The basic idea is illustrated below. We take a Zulu lemma (on the left), and produce a number of possible inflections, some incorrect, some correct (in the middle). We then search for these generated inflections in speech (on the right), finding possible instances of the word.
This is a worthwhile task to examine in the low-resource context. The paper presents a pipeline for inflection-set keyword search— so that approaches to generating inflections can be evaluated in the context of a full pipeline. This gives a meaningful way of evaluating inflection generation approaches, on a real-world downstream task.
The paper compares several approaches to generating such inflections. One approach uses established resources, such as Unimorph (Kirov et al. 2018), to determine inflections. At the other extreme, no inflection resources are available in the language of interest. In that case, one option we evaluated is to try to predict inflections on using a method of cross-lingual distant-supervision.
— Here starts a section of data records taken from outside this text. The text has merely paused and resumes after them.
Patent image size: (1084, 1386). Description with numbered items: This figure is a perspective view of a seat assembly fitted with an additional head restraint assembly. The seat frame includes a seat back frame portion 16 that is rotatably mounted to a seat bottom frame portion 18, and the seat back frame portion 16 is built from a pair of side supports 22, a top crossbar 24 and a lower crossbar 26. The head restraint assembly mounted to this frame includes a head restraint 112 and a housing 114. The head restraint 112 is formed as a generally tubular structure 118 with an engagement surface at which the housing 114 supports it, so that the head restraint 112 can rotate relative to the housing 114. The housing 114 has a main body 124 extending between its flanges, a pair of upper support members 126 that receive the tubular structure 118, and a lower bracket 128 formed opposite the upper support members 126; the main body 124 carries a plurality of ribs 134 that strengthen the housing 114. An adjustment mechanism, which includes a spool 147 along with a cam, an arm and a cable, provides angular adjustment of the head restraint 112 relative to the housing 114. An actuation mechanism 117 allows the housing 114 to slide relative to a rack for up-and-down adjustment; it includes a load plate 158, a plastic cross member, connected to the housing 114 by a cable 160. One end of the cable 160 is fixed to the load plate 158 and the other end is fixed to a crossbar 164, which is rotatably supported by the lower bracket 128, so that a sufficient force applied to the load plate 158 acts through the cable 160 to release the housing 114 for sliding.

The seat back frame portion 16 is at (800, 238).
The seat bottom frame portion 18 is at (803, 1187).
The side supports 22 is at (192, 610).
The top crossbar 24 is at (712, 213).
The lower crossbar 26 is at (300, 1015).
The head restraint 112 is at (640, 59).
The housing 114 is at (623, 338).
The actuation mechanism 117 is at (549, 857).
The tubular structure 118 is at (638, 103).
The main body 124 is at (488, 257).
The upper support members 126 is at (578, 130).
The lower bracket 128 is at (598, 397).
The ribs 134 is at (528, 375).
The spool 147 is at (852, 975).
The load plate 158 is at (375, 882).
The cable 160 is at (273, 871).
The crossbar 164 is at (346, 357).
Here are two findings. The first is that the model is quite robust to overgeneration of inflections. That is, it’s better to err on the side of producing too many candidate inflections than too few. This is because even if you generate an inflection that isn’t valid in the language, it still needs to square up with what occurs in the speech for a keyword to be detected downstream.
The other finding is that the best-performing approach, by far, is the one that uses the Unimorph inflections. It even performs better than an Oracle reference measurement, which knows exactly what form of a word occurs in the test set. When pairing this up with recent findings from work in inflection generation, this hints at what might be the best approach to inflection-set keyword search. For low-resource languages, going forward, invest a modest amount of time to gather inflections (1000 or so) in the target language of interest. This can allow for supervised training of accurate inflection generation models, which can then be plugged into this keyword search pipeline.
Conclusion
In summary, the paper presents an inflection-set keyword search pipeline, along with an evaluation set for assessing inflection generation approaches. A preliminary evaluation of inflection generation approaches, using this keyword search pipeline, indicates two key things. Firstly, keyword search robustness to morphological overgeneration: you can generate some incorrect inflections without it hurting results. Secondly, results suggest it’s likely worth investing in gathering a modest amount of inflection training data, in a target language, rather than relying purely on cross-lingual distant supervision.
References
Strassel, S., & Tracey, J. (2016). LORELEI language packs: data, tools, and resources for technology development in low resource languages. LREC, 10–11.
Kirov, C., Cotterell, R., Sylak-Glassman, J., Walther, G., Vylomova, E., Xia, P., Faruqui, M., Mielke, S., McCarthy, A. D., Kübler, S., Yarowsky, D., Eisner, J., & Hulden, M. (2018). UniMorph 2.0: Universal Morphology.